B Cells in RA & Mechanism of Action of MabThera® (rituximab)
Rheumatoid arthritis (RA) is a destructive inflammatory disease, to which B cells make a significant contribution. B cells have at least three critical roles in the pathophysiology of RA: antigen presentation leading to T cell activation, autoantibody production and pro-inflammatory cytokine production (Shaw et al. 2003). The important role that B cells play in the development of rheumatoid arthritis is confirmed by the effectiveness of selectively targeting B cells with MabThera® (rituximab) (Cohen et al. 2006).
MabThera binds specifically to a unique cell-surface marker CD20, which is found on a subset of B cells but not on stem cells, pro-B cells, plasma cells or any other cell type.
As a result, B cell populations recover after MabThera treatment and acquired immunity is left intact (Edwards et al. 2004; Shaw et al. 2003; Silverman et al. 2003; Sell & Max 2001; Roitt et al. 2001; Cohen et al. 2006).

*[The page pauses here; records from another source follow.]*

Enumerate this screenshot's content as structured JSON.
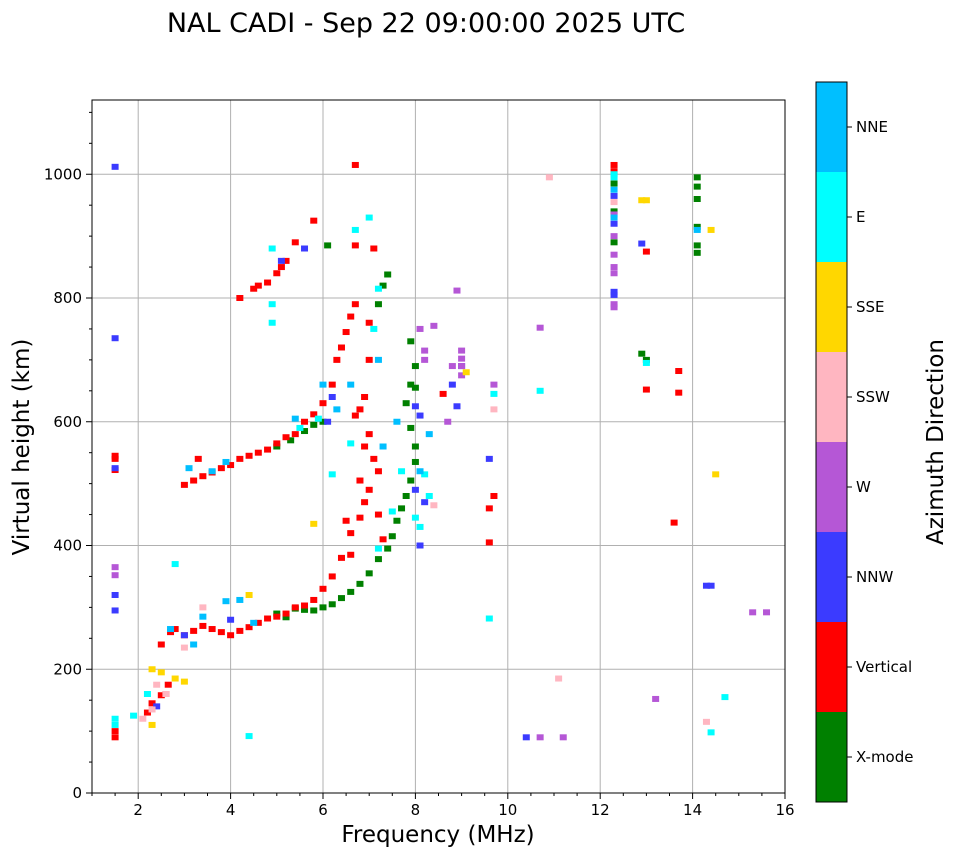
{
  "chart_data": {
    "type": "scatter",
    "title": "NAL CADI - Sep 22 09:00:00 2025 UTC",
    "xlabel": "Frequency (MHz)",
    "ylabel": "Virtual height (km)",
    "xlim": [
      1,
      16
    ],
    "ylim": [
      0,
      1120
    ],
    "xticks": [
      2,
      4,
      6,
      8,
      10,
      12,
      14,
      16
    ],
    "yticks": [
      0,
      200,
      400,
      600,
      800,
      1000
    ],
    "grid": true,
    "colorbar": {
      "label": "Azimuth Direction",
      "categories": [
        {
          "name": "X-mode",
          "color": "#008000"
        },
        {
          "name": "Vertical",
          "color": "#ff0000"
        },
        {
          "name": "NNW",
          "color": "#3b3bff"
        },
        {
          "name": "W",
          "color": "#b557d6"
        },
        {
          "name": "SSW",
          "color": "#ffb6c1"
        },
        {
          "name": "SSE",
          "color": "#ffd700"
        },
        {
          "name": "E",
          "color": "#00ffff"
        },
        {
          "name": "NNE",
          "color": "#00bfff"
        }
      ]
    },
    "series": [
      {
        "name": "X-mode",
        "points": [
          [
            5.4,
            298
          ],
          [
            5.6,
            296
          ],
          [
            5.8,
            295
          ],
          [
            6.0,
            300
          ],
          [
            6.2,
            305
          ],
          [
            6.4,
            315
          ],
          [
            6.6,
            325
          ],
          [
            6.8,
            338
          ],
          [
            7.0,
            355
          ],
          [
            7.2,
            378
          ],
          [
            7.4,
            395
          ],
          [
            7.5,
            415
          ],
          [
            7.6,
            440
          ],
          [
            7.7,
            460
          ],
          [
            7.8,
            480
          ],
          [
            7.9,
            505
          ],
          [
            8.0,
            535
          ],
          [
            8.0,
            560
          ],
          [
            7.9,
            590
          ],
          [
            7.8,
            630
          ],
          [
            7.9,
            660
          ],
          [
            8.0,
            690
          ],
          [
            5.0,
            560
          ],
          [
            5.3,
            570
          ],
          [
            5.6,
            585
          ],
          [
            5.8,
            595
          ],
          [
            6.0,
            600
          ],
          [
            7.2,
            790
          ],
          [
            7.3,
            820
          ],
          [
            7.4,
            838
          ],
          [
            6.1,
            885
          ],
          [
            8.0,
            655
          ],
          [
            7.9,
            730
          ],
          [
            12.9,
            710
          ],
          [
            13.0,
            700
          ],
          [
            14.1,
            995
          ],
          [
            14.1,
            980
          ],
          [
            14.1,
            960
          ],
          [
            14.1,
            915
          ],
          [
            14.1,
            885
          ],
          [
            14.1,
            873
          ],
          [
            12.3,
            890
          ],
          [
            12.3,
            940
          ],
          [
            12.3,
            985
          ],
          [
            5.0,
            290
          ],
          [
            5.2,
            284
          ]
        ]
      },
      {
        "name": "Vertical",
        "points": [
          [
            1.5,
            90
          ],
          [
            1.5,
            100
          ],
          [
            1.5,
            540
          ],
          [
            1.5,
            545
          ],
          [
            1.5,
            522
          ],
          [
            2.2,
            130
          ],
          [
            2.3,
            145
          ],
          [
            2.5,
            158
          ],
          [
            2.6,
            160
          ],
          [
            2.65,
            175
          ],
          [
            2.5,
            240
          ],
          [
            2.7,
            260
          ],
          [
            2.8,
            265
          ],
          [
            3.0,
            255
          ],
          [
            3.2,
            262
          ],
          [
            3.4,
            270
          ],
          [
            3.6,
            265
          ],
          [
            3.8,
            260
          ],
          [
            4.0,
            255
          ],
          [
            4.2,
            262
          ],
          [
            4.4,
            268
          ],
          [
            4.6,
            275
          ],
          [
            4.8,
            282
          ],
          [
            5.0,
            285
          ],
          [
            5.2,
            290
          ],
          [
            5.4,
            300
          ],
          [
            5.6,
            303
          ],
          [
            5.8,
            312
          ],
          [
            6.0,
            330
          ],
          [
            6.2,
            350
          ],
          [
            6.4,
            380
          ],
          [
            6.6,
            420
          ],
          [
            6.8,
            445
          ],
          [
            6.9,
            470
          ],
          [
            7.0,
            490
          ],
          [
            7.2,
            450
          ],
          [
            7.3,
            410
          ],
          [
            6.5,
            440
          ],
          [
            6.6,
            385
          ],
          [
            3.0,
            498
          ],
          [
            3.2,
            505
          ],
          [
            3.4,
            512
          ],
          [
            3.6,
            518
          ],
          [
            3.8,
            525
          ],
          [
            4.0,
            530
          ],
          [
            4.2,
            540
          ],
          [
            4.4,
            545
          ],
          [
            4.6,
            550
          ],
          [
            4.8,
            555
          ],
          [
            5.0,
            565
          ],
          [
            5.2,
            575
          ],
          [
            5.4,
            580
          ],
          [
            5.6,
            600
          ],
          [
            5.8,
            612
          ],
          [
            6.0,
            630
          ],
          [
            6.2,
            660
          ],
          [
            6.3,
            700
          ],
          [
            6.4,
            720
          ],
          [
            6.5,
            745
          ],
          [
            6.6,
            770
          ],
          [
            6.7,
            790
          ],
          [
            7.0,
            760
          ],
          [
            7.0,
            700
          ],
          [
            6.9,
            640
          ],
          [
            6.8,
            620
          ],
          [
            7.0,
            580
          ],
          [
            6.9,
            560
          ],
          [
            7.1,
            540
          ],
          [
            6.7,
            610
          ],
          [
            7.2,
            520
          ],
          [
            6.8,
            505
          ],
          [
            4.2,
            800
          ],
          [
            4.5,
            815
          ],
          [
            4.6,
            820
          ],
          [
            4.8,
            825
          ],
          [
            5.0,
            840
          ],
          [
            5.1,
            850
          ],
          [
            5.2,
            860
          ],
          [
            5.4,
            890
          ],
          [
            5.8,
            925
          ],
          [
            6.7,
            1015
          ],
          [
            6.7,
            885
          ],
          [
            7.1,
            880
          ],
          [
            8.6,
            645
          ],
          [
            9.7,
            480
          ],
          [
            9.6,
            405
          ],
          [
            9.6,
            460
          ],
          [
            12.3,
            1015
          ],
          [
            12.3,
            1005
          ],
          [
            13.0,
            875
          ],
          [
            13.0,
            652
          ],
          [
            13.7,
            647
          ],
          [
            13.7,
            682
          ],
          [
            13.6,
            437
          ],
          [
            3.3,
            540
          ]
        ]
      },
      {
        "name": "NNW",
        "points": [
          [
            1.5,
            1012
          ],
          [
            1.5,
            735
          ],
          [
            1.5,
            525
          ],
          [
            1.5,
            320
          ],
          [
            1.5,
            295
          ],
          [
            2.4,
            140
          ],
          [
            3.0,
            255
          ],
          [
            4.0,
            280
          ],
          [
            5.6,
            880
          ],
          [
            5.1,
            860
          ],
          [
            6.1,
            600
          ],
          [
            6.2,
            640
          ],
          [
            8.1,
            610
          ],
          [
            8.0,
            490
          ],
          [
            8.2,
            470
          ],
          [
            8.1,
            400
          ],
          [
            8.0,
            625
          ],
          [
            8.8,
            660
          ],
          [
            8.9,
            625
          ],
          [
            9.0,
            690
          ],
          [
            9.6,
            540
          ],
          [
            10.4,
            90
          ],
          [
            12.3,
            965
          ],
          [
            12.3,
            920
          ],
          [
            12.3,
            805
          ],
          [
            12.3,
            810
          ],
          [
            12.9,
            888
          ],
          [
            14.3,
            335
          ],
          [
            14.4,
            335
          ]
        ]
      },
      {
        "name": "W",
        "points": [
          [
            1.5,
            365
          ],
          [
            1.5,
            352
          ],
          [
            8.9,
            812
          ],
          [
            8.4,
            755
          ],
          [
            8.1,
            750
          ],
          [
            8.2,
            715
          ],
          [
            8.2,
            700
          ],
          [
            9.0,
            715
          ],
          [
            9.0,
            702
          ],
          [
            9.0,
            690
          ],
          [
            9.0,
            675
          ],
          [
            8.8,
            690
          ],
          [
            9.7,
            660
          ],
          [
            8.7,
            600
          ],
          [
            10.7,
            752
          ],
          [
            10.7,
            90
          ],
          [
            11.2,
            90
          ],
          [
            12.3,
            870
          ],
          [
            12.3,
            850
          ],
          [
            12.3,
            840
          ],
          [
            12.3,
            900
          ],
          [
            12.3,
            935
          ],
          [
            12.3,
            790
          ],
          [
            12.3,
            785
          ],
          [
            13.2,
            152
          ],
          [
            15.3,
            292
          ],
          [
            15.6,
            292
          ]
        ]
      },
      {
        "name": "SSW",
        "points": [
          [
            2.1,
            120
          ],
          [
            2.3,
            135
          ],
          [
            2.6,
            160
          ],
          [
            2.4,
            175
          ],
          [
            3.0,
            235
          ],
          [
            3.4,
            300
          ],
          [
            8.4,
            465
          ],
          [
            9.7,
            620
          ],
          [
            10.9,
            995
          ],
          [
            11.1,
            185
          ],
          [
            14.3,
            115
          ],
          [
            12.3,
            955
          ]
        ]
      },
      {
        "name": "SSE",
        "points": [
          [
            2.3,
            110
          ],
          [
            2.3,
            200
          ],
          [
            2.5,
            195
          ],
          [
            2.8,
            185
          ],
          [
            3.0,
            180
          ],
          [
            4.4,
            320
          ],
          [
            5.8,
            435
          ],
          [
            12.9,
            958
          ],
          [
            13.0,
            958
          ],
          [
            14.4,
            910
          ],
          [
            14.5,
            515
          ],
          [
            9.1,
            680
          ]
        ]
      },
      {
        "name": "E",
        "points": [
          [
            1.5,
            120
          ],
          [
            1.5,
            110
          ],
          [
            1.9,
            125
          ],
          [
            2.2,
            160
          ],
          [
            2.8,
            370
          ],
          [
            4.4,
            92
          ],
          [
            4.9,
            760
          ],
          [
            4.9,
            790
          ],
          [
            4.9,
            880
          ],
          [
            6.7,
            910
          ],
          [
            7.0,
            930
          ],
          [
            7.2,
            815
          ],
          [
            7.1,
            750
          ],
          [
            6.6,
            565
          ],
          [
            6.2,
            515
          ],
          [
            7.2,
            395
          ],
          [
            7.5,
            455
          ],
          [
            8.1,
            430
          ],
          [
            8.3,
            480
          ],
          [
            8.2,
            515
          ],
          [
            8.0,
            445
          ],
          [
            7.7,
            520
          ],
          [
            9.7,
            645
          ],
          [
            9.6,
            282
          ],
          [
            10.7,
            650
          ],
          [
            12.3,
            1000
          ],
          [
            12.3,
            995
          ],
          [
            13.0,
            695
          ],
          [
            14.7,
            155
          ],
          [
            14.4,
            98
          ],
          [
            5.5,
            590
          ],
          [
            5.9,
            605
          ]
        ]
      },
      {
        "name": "NNE",
        "points": [
          [
            2.7,
            265
          ],
          [
            3.2,
            240
          ],
          [
            3.4,
            285
          ],
          [
            3.9,
            310
          ],
          [
            4.2,
            312
          ],
          [
            4.5,
            275
          ],
          [
            3.6,
            520
          ],
          [
            3.9,
            535
          ],
          [
            5.4,
            605
          ],
          [
            6.0,
            660
          ],
          [
            6.3,
            620
          ],
          [
            6.6,
            660
          ],
          [
            7.2,
            700
          ],
          [
            7.3,
            560
          ],
          [
            7.6,
            600
          ],
          [
            8.3,
            580
          ],
          [
            8.1,
            520
          ],
          [
            12.3,
            975
          ],
          [
            12.3,
            930
          ],
          [
            14.1,
            910
          ],
          [
            3.1,
            525
          ]
        ]
      }
    ]
  }
}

CD20 is expressed on mature B cells providing a target for MabThera. When MabThera binds to CD20 it activates one of the following three mechanisms that contribute to selective B cell depletion: cell-mediated cytotoxicity, complement-activated B cell lysis or apoptosis. Overall, selective B cell therapy removes a direct source of activation signal for inflammatory cells and inhibits the inflammatory process in rheumatoid arthritis. (Shaw et al. 2003).